Tomorrow we head to WF for the HHH. There is a big trade show – lots of bicycle stuff at the MPEC – lots of bicycle people from all over the world. It is very interesting and fun – especially if you like people watching. They serve beer too. Later in the evening there is a pasta dinner, but we were thinking of heating up lasagna at Mom’s house. Everyone carbs up for the big ride.
I’m really looking forward to this year’s ride for several reasons. One of the reasons is that it sort of signals the end of summer for me. I am ready for things to cool off so that we can work on the house. I’m also ready to start my younger art classes back up. Yesterday was my first Wed in over a year that I have not painted with the Ladies. While I missed them, I did feel freedom. And I needed that. Having that extra day will hopefully make me feel better about my classes – "my classes" being the key. I want to avoid spreading myself thin doing art for others. Maybe that sounds selfish, but there it is.
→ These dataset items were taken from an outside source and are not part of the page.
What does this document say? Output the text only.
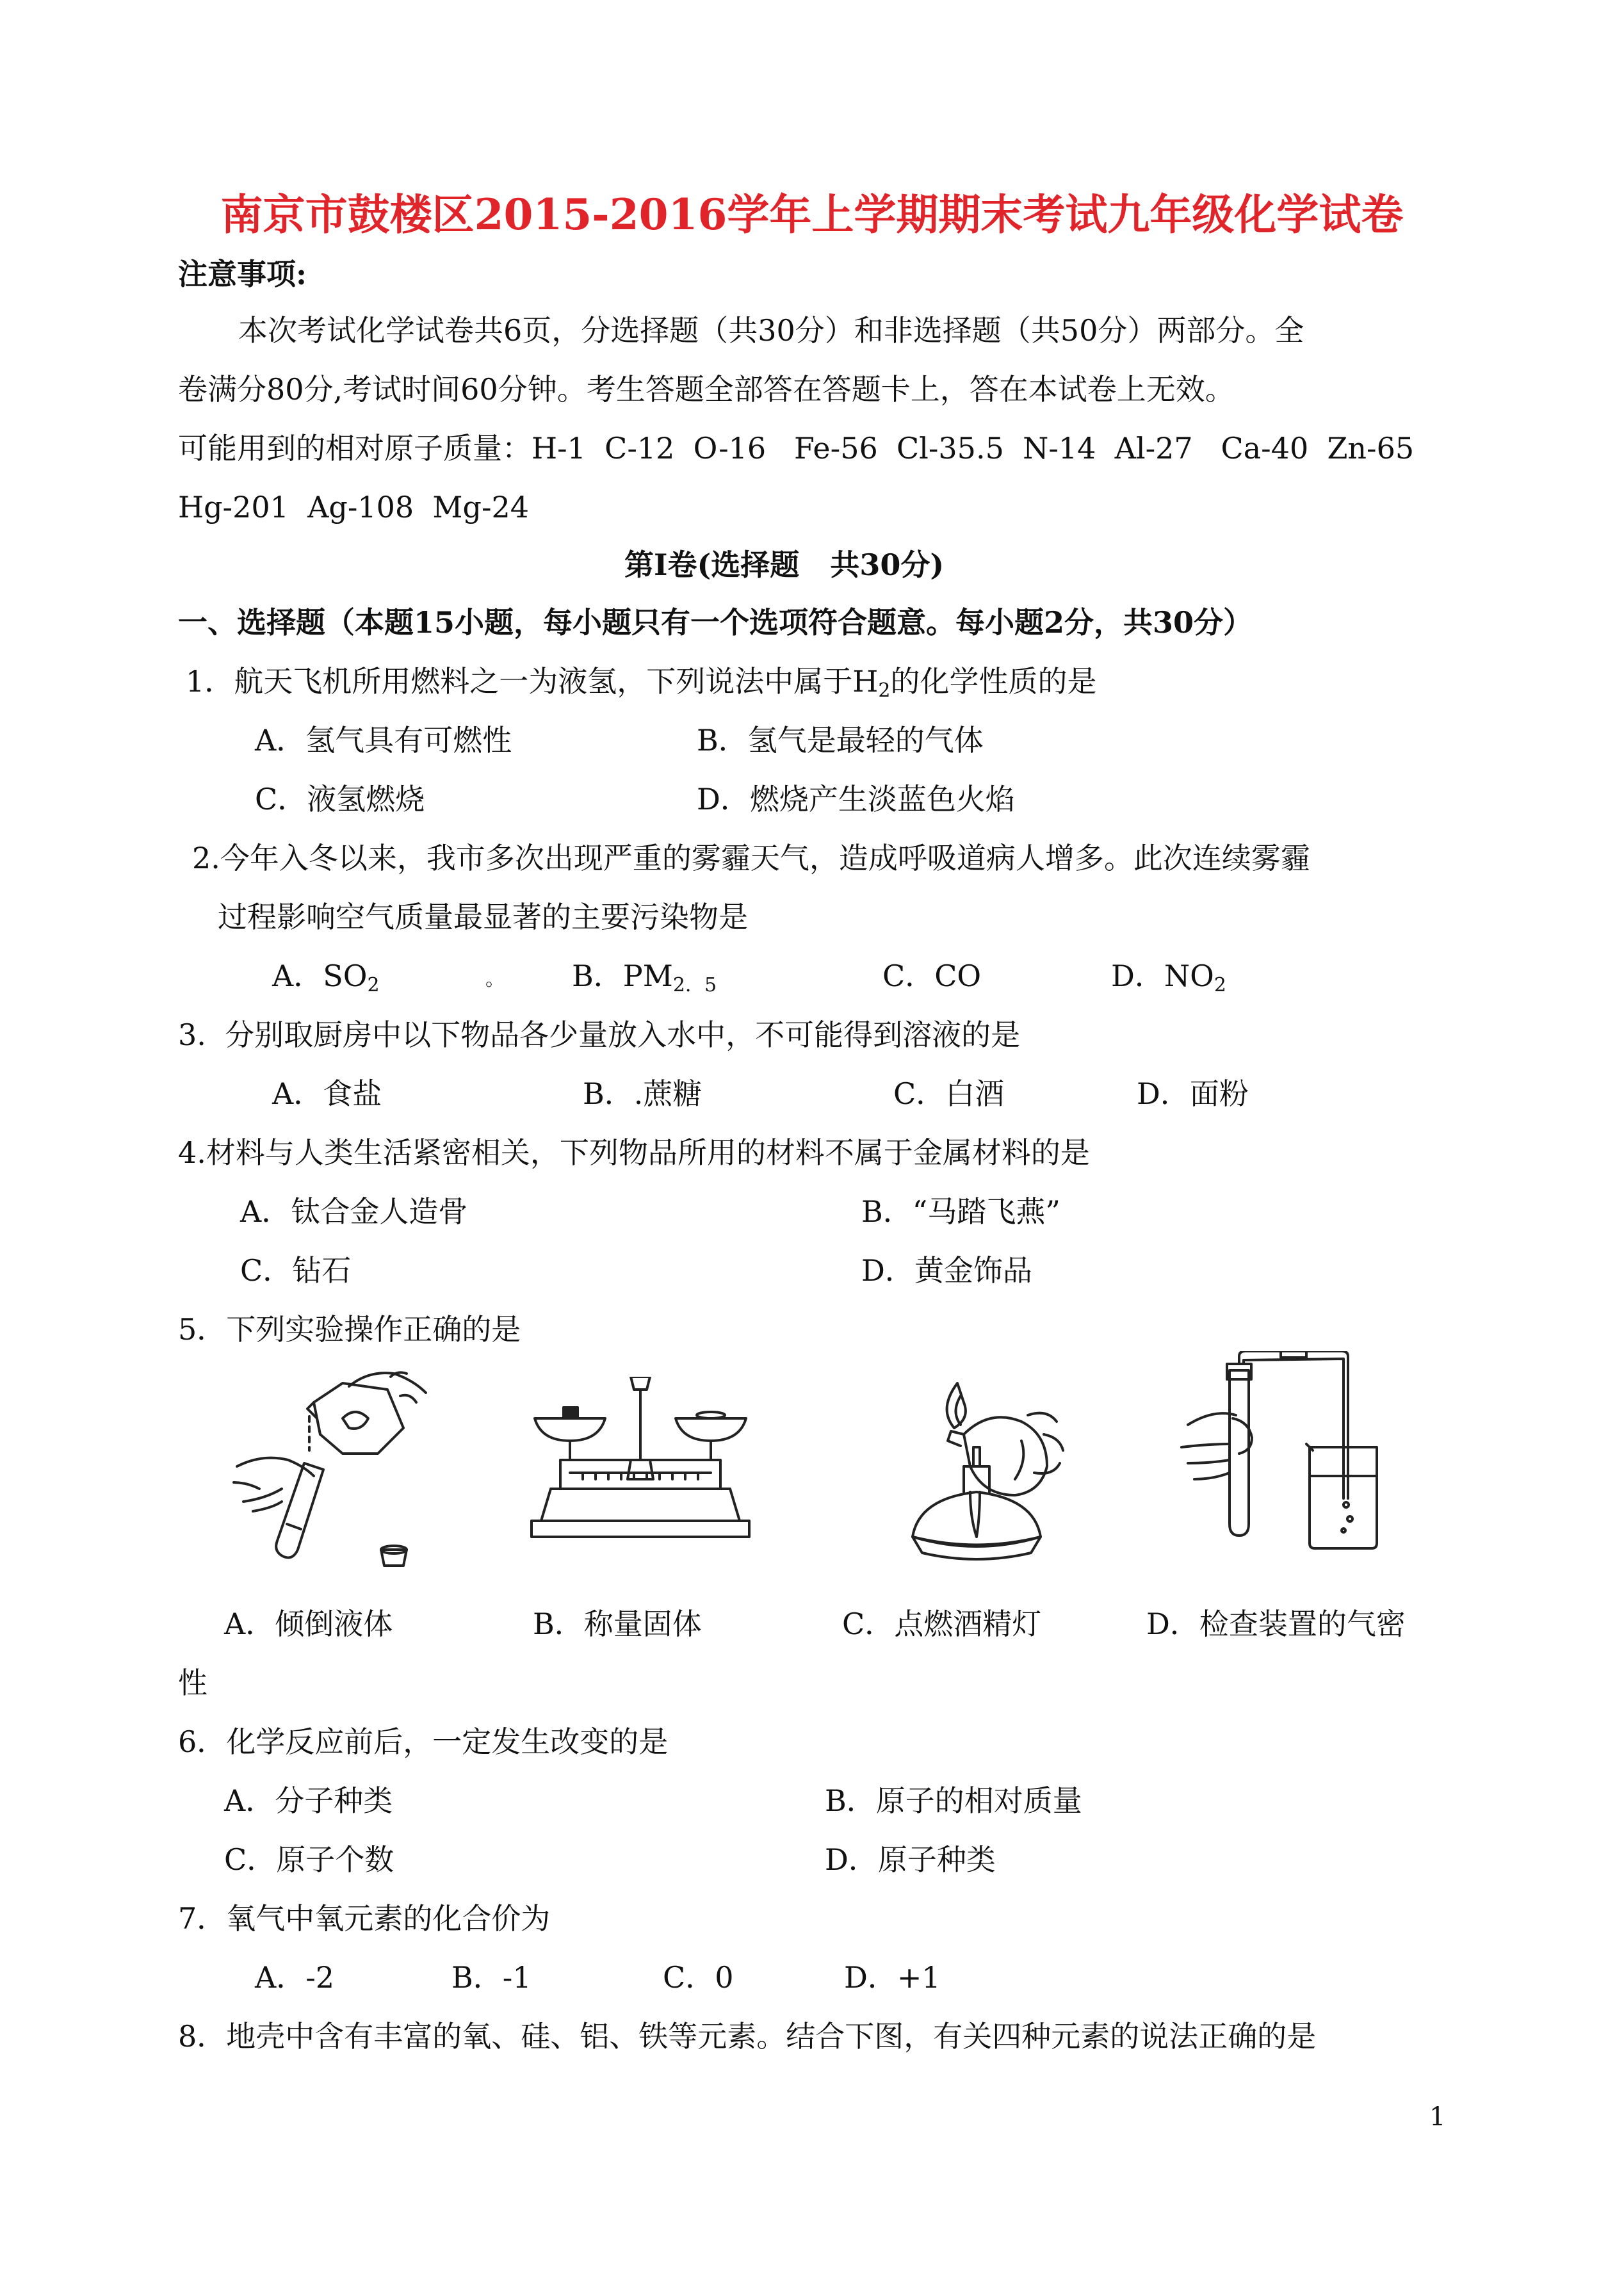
南京市鼓楼区2015-2016学年上学期期末考试九年级化学试卷
注意事项:
本次考试化学试卷共6页，分选择题（共30分）和非选择题（共50分）两部分。全
卷满分80分,考试时间60分钟。考生答题全部答在答题卡上，答在本试卷上无效。
可能用到的相对原子质量：H-1  C-12  O-16   Fe-56  Cl-35.5  N-14  Al-27   Ca-40  Zn-65
Hg-201  Ag-108  Mg-24
第Ⅰ卷(选择题   共30分)
一、选择题（本题15小题，每小题只有一个选项符合题意。每小题2分，共30分）
1．航天飞机所用燃料之一为液氢，下列说法中属于$H_2$的化学性质的是
A．氢气具有可燃性	B．氢气是最轻的气体
C．液氢燃烧	D．燃烧产生淡蓝色火焰
2.今年入冬以来，我市多次出现严重的雾霾天气，造成呼吸道病人增多。此次连续雾霾
过程影响空气质量最显著的主要污染物是
A．$SO_2$	。 B．$PM_{2.5}$	C．CO	D．$NO_2$
3.  分别取厨房中以下物品各少量放入水中，不可能得到溶液的是
A．食盐	B．.蔗糖	C．白酒	D．面粉
4.材料与人类生活紧密相关，下列物品所用的材料不属于金属材料的是
A．钛合金人造骨	B．“马踏飞燕”
C．钻石	D．黄金饰品
5．下列实验操作正确的是
A．倾倒液体	B．称量固体	C．点燃酒精灯	D．检查装置的气密
性
6．化学反应前后，一定发生改变的是
A．分子种类	B．原子的相对质量
C．原子个数	D．原子种类
7．氧气中氧元素的化合价为
A．-2	B．-1	C．0	D．+1
8．地壳中含有丰富的氧、硅、铝、铁等元素。结合下图，有关四种元素的说法正确的是
1
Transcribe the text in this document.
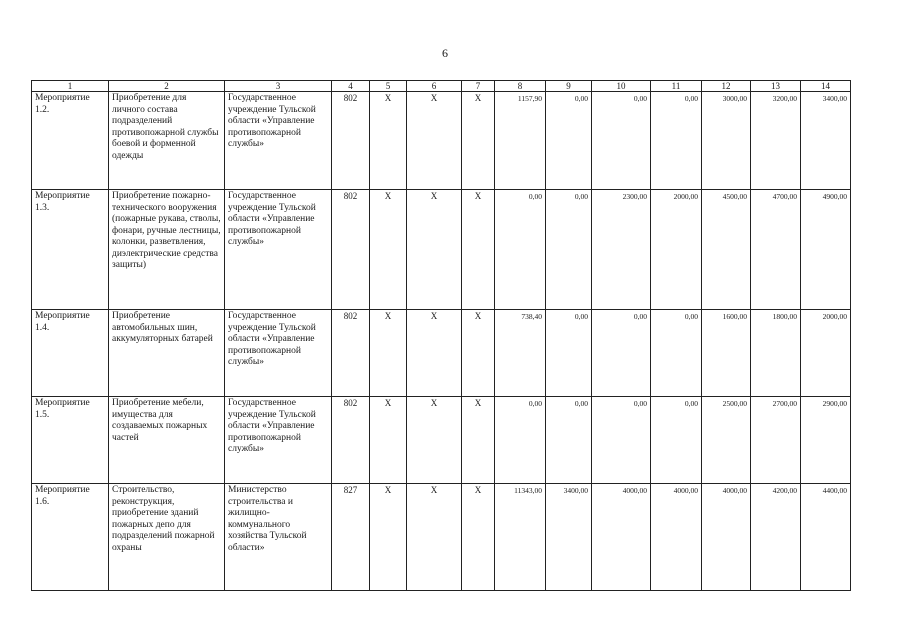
6
1	2	3	4	5	6	7	8	9	10	11	12	13	14
Мероприятие 1.2.	Приобретение для личного состава подразделений противопожарной службы боевой и форменной одежды	Государственное учреждение Тульской области «Управление противопожарной службы»	802	X	X	X	1157,90	0,00	0,00	0,00	3000,00	3200,00	3400,00
Мероприятие 1.3.	Приобретение пожарно-технического вооружения (пожарные рукава, стволы, фонари, ручные лестницы, колонки, разветвления, диэлектрические средства защиты)	Государственное учреждение Тульской области «Управление противопожарной службы»	802	X	X	X	0,00	0,00	2300,00	2000,00	4500,00	4700,00	4900,00
Мероприятие 1.4.	Приобретение автомобильных шин, аккумуляторных батарей	Государственное учреждение Тульской области «Управление противопожарной службы»	802	X	X	X	738,40	0,00	0,00	0,00	1600,00	1800,00	2000,00
Мероприятие 1.5.	Приобретение мебели, имущества для создаваемых пожарных частей	Государственное учреждение Тульской области «Управление противопожарной службы»	802	X	X	X	0,00	0,00	0,00	0,00	2500,00	2700,00	2900,00
Мероприятие 1.6.	Строительство, реконструкция, приобретение зданий пожарных депо для подразделений пожарной охраны	Министерство строительства и жилищно-коммунального хозяйства Тульской области»	827	X	X	X	11343,00	3400,00	4000,00	4000,00	4000,00	4200,00	4400,00
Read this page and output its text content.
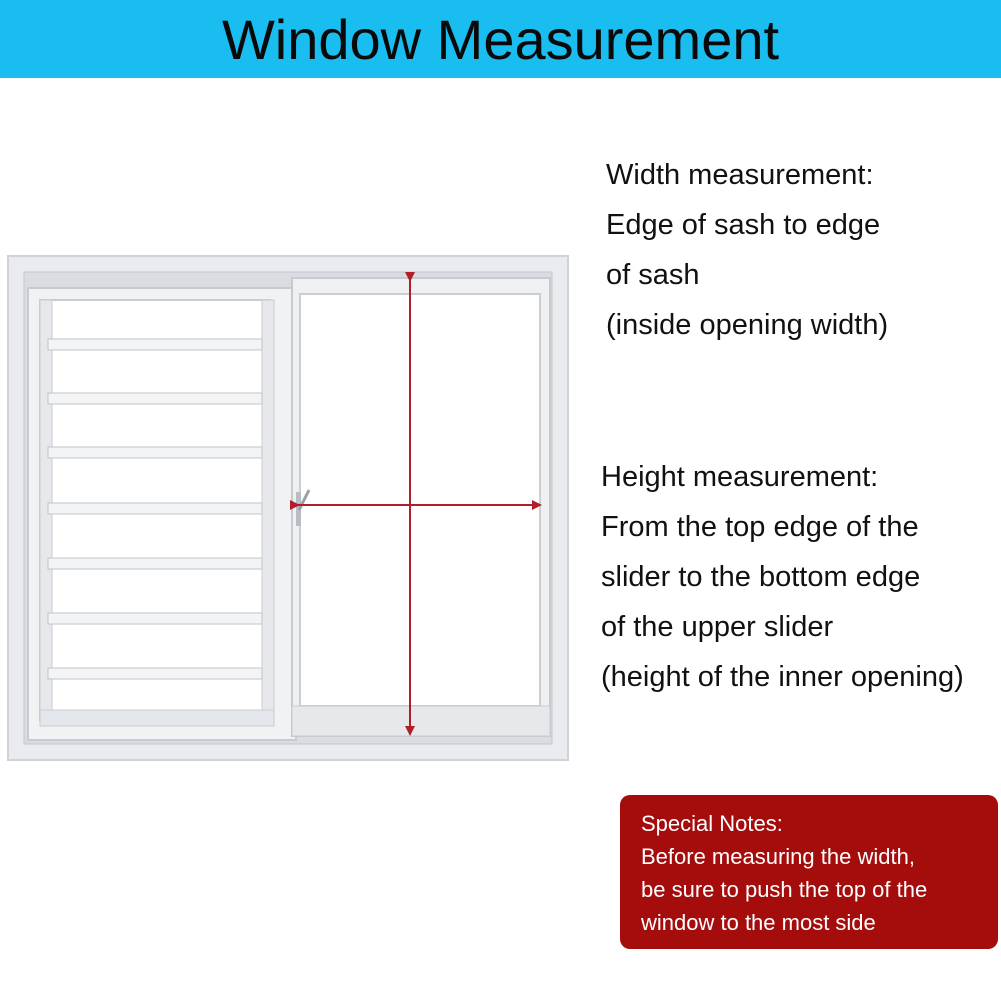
Window Measurement
Width measurement:
Edge of sash to edge
of sash
(inside opening width)
Height measurement:
From the top edge of the
slider to the bottom edge
of the upper slider
(height of the inner opening)
Special Notes:
Before measuring the width,
be sure to push the top of the
window to the most side
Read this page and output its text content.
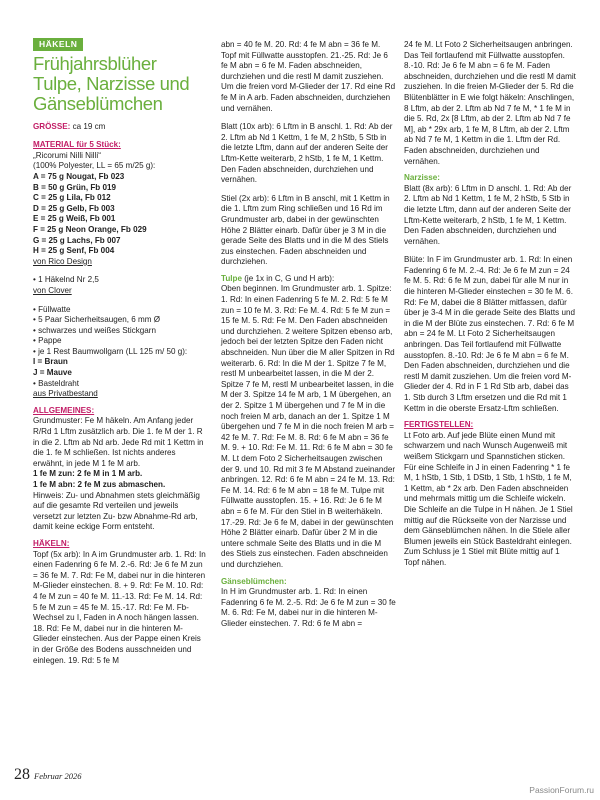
HÄKELN
Frühjahrsblüher
Tulpe, Narzisse und
Gänseblümchen
GRÖSSE: ca 19 cm
MATERIAL für 5 Stück:
„Ricorumi Nilli Nilli“
(100% Polyester, LL = 65 m/25 g):
A = 75 g Nougat, Fb 023
B = 50 g Grün, Fb 019
C = 25 g Lila, Fb 012
D = 25 g Gelb, Fb 003
E = 25 g Weiß, Fb 001
F = 25 g Neon Orange, Fb 029
G = 25 g Lachs, Fb 007
H = 25 g Senf, Fb 004
von Rico Design
• 1 Häkelnd Nr 2,5
von Clover
• Füllwatte
• 5 Paar Sicherheitsaugen, 6 mm Ø
• schwarzes und weißes Stickgarn
• Pappe
• je 1 Rest Baumwollgarn (LL 125 m/ 50 g):
I = Braun
J = Mauve
• Basteldraht
aus Privatbestand
ALLGEMEINES:

Grundmuster: Fe M häkeln. Am Anfang jeder R/Rd 1 Lftm zusätzlich arb. Die 1. fe M der 1. R in die 2. Lftm ab Nd arb. Jede Rd mit 1 Kettm in die 1. fe M schließen. Ist nichts anderes erwähnt, in jede M 1 fe M arb.

1 fe M zun: 2 fe M in 1 M arb.

1 fe M abn: 2 fe M zus abmaschen.

Hinweis: Zu- und Abnahmen stets gleichmäßig auf die gesamte Rd verteilen und jeweils versetzt zur letzten Zu- bzw Abnahme-Rd arb, damit keine eckige Form entsteht.

HÄKELN:

Topf (5x arb): In A im Grundmuster arb. 1. Rd: In einen Fadenring 6 fe M. 2.-6. Rd: Je 6 fe M zun = 36 fe M. 7. Rd: Fe M, dabei nur in die hinteren M-Glieder einstechen. 8. + 9. Rd: Fe M. 10. Rd: 4 fe M zun = 40 fe M. 11.-13. Rd: Fe M. 14. Rd: 5 fe M zun = 45 fe M. 15.-17. Rd: Fe M. Fb-Wechsel zu I, Faden in A noch hängen lassen. 18. Rd: Fe M, dabei nur in die hinteren M-Glieder einstechen. Aus der Pappe einen Kreis in der Größe des Bodens ausschneiden und einlegen. 19. Rd: 5 fe M

abn = 40 fe M. 20. Rd: 4 fe M abn = 36 fe M. Topf mit Füllwatte ausstopfen. 21.-25. Rd: Je 6 fe M abn = 6 fe M. Faden abschneiden, durchziehen und die restl M damit zusziehen. Um die freien vord M-Glieder der 17. Rd eine Rd fe M in A arb. Faden abschneiden, durchziehen und vernähen.

Blatt (10x arb): 6 Lftm in B anschl. 1. Rd: Ab der 2. Lftm ab Nd 1 Kettm, 1 fe M, 2 hStb, 5 Stb in die letzte Lftm, dann auf der anderen Seite der Lftm-Kette weiterarb, 2 hStb, 1 fe M, 1 Kettm. Den Faden abschneiden, durchziehen und vernähen.

Stiel (2x arb): 6 Lftm in B anschl, mit 1 Kettm in die 1. Lftm zum Ring schließen und 16 Rd im Grundmuster arb, dabei in der gewünschten Höhe 2 Blätter einarb. Dafür über je 3 M in die gerade Seite des Blatts und in die M des Stiels zus einstechen. Faden abschneiden und durchziehen.

Tulpe (je 1x in C, G und H arb):

Oben beginnen. Im Grundmuster arb. 1. Spitze: 1. Rd: In einen Fadenring 5 fe M. 2. Rd: 5 fe M zun = 10 fe M. 3. Rd: Fe M. 4. Rd: 5 fe M zun = 15 fe M. 5. Rd: Fe M. Den Faden abschneiden und durchziehen. 2 weitere Spitzen ebenso arb, jedoch bei der letzten Spitze den Faden nicht abschneiden. Nun über die M aller Spitzen in Rd weiterarb. 6. Rd: In die M der 1. Spitze 7 fe M, restl M unbearbeitet lassen, in die M der 2. Spitze 7 fe M, restl M unbearbeitet lassen, in die M der 3. Spitze 14 fe M arb, 1 M übergehen, an der 2. Spitze 1 M übergehen und 7 fe M in die noch freien M arb, danach an der 1. Spitze 1 M übergehen und 7 fe M in die noch freien M arb = 42 fe M. 7. Rd: Fe M. 8. Rd: 6 fe M abn = 36 fe M. 9. + 10. Rd: Fe M. 11. Rd: 6 fe M abn = 30 fe M. Lt dem Foto 2 Sicherheitsaugen zwischen der 9. und 10. Rd mit 3 fe M Abstand zueinander anbringen. 12. Rd: 6 fe M abn = 24 fe M. 13. Rd: Fe M. 14. Rd: 6 fe M abn = 18 fe M. Tulpe mit Füllwatte ausstopfen. 15. + 16. Rd: Je 6 fe M abn = 6 fe M. Für den Stiel in B weiterhäkeln. 17.-29. Rd: Je 6 fe M, dabei in der gewünschten Höhe 2 Blätter einarb. Dafür über 2 M in die untere schmale Seite des Blatts und in die M des Stiels zus einstechen. Faden abschneiden und durchziehen.

Gänseblümchen:

In H im Grundmuster arb. 1. Rd: In einen Fadenring 6 fe M. 2.-5. Rd: Je 6 fe M zun = 30 fe M. 6. Rd: Fe M, dabei nur in die hinteren M-Glieder einstechen. 7. Rd: 6 fe M abn =

24 fe M. Lt Foto 2 Sicherheitsaugen anbringen. Das Teil fortlaufend mit Füllwatte ausstopfen. 8.-10. Rd: Je 6 fe M abn = 6 fe M. Faden abschneiden, durchziehen und die restl M damit zusziehen. In die freien M-Glieder der 5. Rd die Blütenblätter in E wie folgt häkeln: Anschlingen, 8 Lftm, ab der 2. Lftm ab Nd 7 fe M, * 1 fe M in die 5. Rd, 2x [8 Lftm, ab der 2. Lftm ab Nd 7 fe M], ab * 29x arb, 1 fe M, 8 Lftm, ab der 2. Lftm ab Nd 7 fe M, 1 Kettm in die 1. Lftm der Rd. Faden abschneiden, durchziehen und vernähen.

Narzisse:

Blatt (8x arb): 6 Lftm in D anschl. 1. Rd: Ab der 2. Lftm ab Nd 1 Kettm, 1 fe M, 2 hStb, 5 Stb in die letzte Lftm, dann auf der anderen Seite der Lftm-Kette weiterarb, 2 hStb, 1 fe M, 1 Kettm. Den Faden abschneiden, durchziehen und vernähen.

Blüte: In F im Grundmuster arb. 1. Rd: In einen Fadenring 6 fe M. 2.-4. Rd: Je 6 fe M zun = 24 fe M. 5. Rd: 6 fe M zun, dabei für alle M nur in die hinteren M-Glieder einstechen = 30 fe M. 6. Rd: Fe M, dabei die 8 Blätter mitfassen, dafür über je 3-4 M in die gerade Seite des Blatts und in die M der Blüte zus einstechen. 7. Rd: 6 fe M abn = 24 fe M. Lt Foto 2 Sicherheitsaugen anbringen. Das Teil fortlaufend mit Füllwatte ausstopfen. 8.-10. Rd: Je 6 fe M abn = 6 fe M. Den Faden abschneiden, durchziehen und die restl M damit zusziehen. Um die freien vord M-Glieder der 4. Rd in F 1 Rd Stb arb, dabei das 1. Stb durch 3 Lftm ersetzen und die Rd mit 1 Kettm in die oberste Ersatz-Lftm schließen.

FERTIGSTELLEN:

Lt Foto arb. Auf jede Blüte einen Mund mit schwarzem und nach Wunsch Augenweiß mit weißem Stickgarn und Spannstichen sticken. Für eine Schleife in J in einen Fadenring * 1 fe M, 1 hStb, 1 Stb, 1 DStb, 1 Stb, 1 hStb, 1 fe M, 1 Kettm, ab * 2x arb. Den Faden abschneiden und mehrmals mittig um die Schleife wickeln. Die Schleife an die Tulpe in H nähen. Je 1 Stiel mittig auf die Rückseite von der Narzisse und dem Gänseblümchen nähen. In die Stiele aller Blumen jeweils ein Stück Basteldraht einlegen. Zum Schluss je 1 Stiel mit Blüte mittig auf 1 Topf nähen.

28 Februar 2026
PassionForum.ru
Yesterday, Jes and I glaze fired our pots. Once the kiln turned off, I was itchin’ to open it up and look inside, but it was way too hot. Before bed, Jesse did peek in and said there was lots of color. Yeha! I will go have a look-see this morning. We are already rubbing our hands together at the thought of throwing more pots and buying more glazes. UDATE: Jes and I walked out to the barn and took the glazed pots out of the kiln. The colors were great – mostly. There was one "bronze patina" that was a bit boring. Jes is going to take photos later, and I will post some then.
Since working on the house, I have had this flashback that I will try to share with you. Most of you know that my dad was a school principal, but in the summers he was a carpenter. One summer he built a little house in Red River at the end of High Street where the road meets the Pass. Back then there were no other houses on that end of the street except for Col. Johnson’s log house on the side of the mountain hidden in the trees. I would bet people still don’t know the Johnson cabin, which was very cool. Anyway, Dad was building our cabin at the base of the mountain. When it came time to put up rafters or trusses, Dad had planned on making a loft – not really a second floor, but sort of. So he needed a tall pitch in the roof. Now most carpenters would have figured out the pitch mathematically and built it on the ground setting it up on the walls after it was built, but not Dad. That summer he had Billy Addison helping him. I think Billy was probably about 16 years old, but was over 6’ tall (Dad was 5’9"). I remember Dad and Billy standing on the walls of the house with Billy holding up two boards over his head – as high as he could – like a large A – while Dad reached way up and nailed the boards together. As a kid, I did not realize the craziness of this move, nor the danger, but I do remember Dad and Billy laughing as they struggled to get the high pitch of the house, balanced precariously on the walls. And we all lived to tell about it and have other memories of building with Dad. That house was eventually bought by the Gills and moved behind the old Texas Red’s.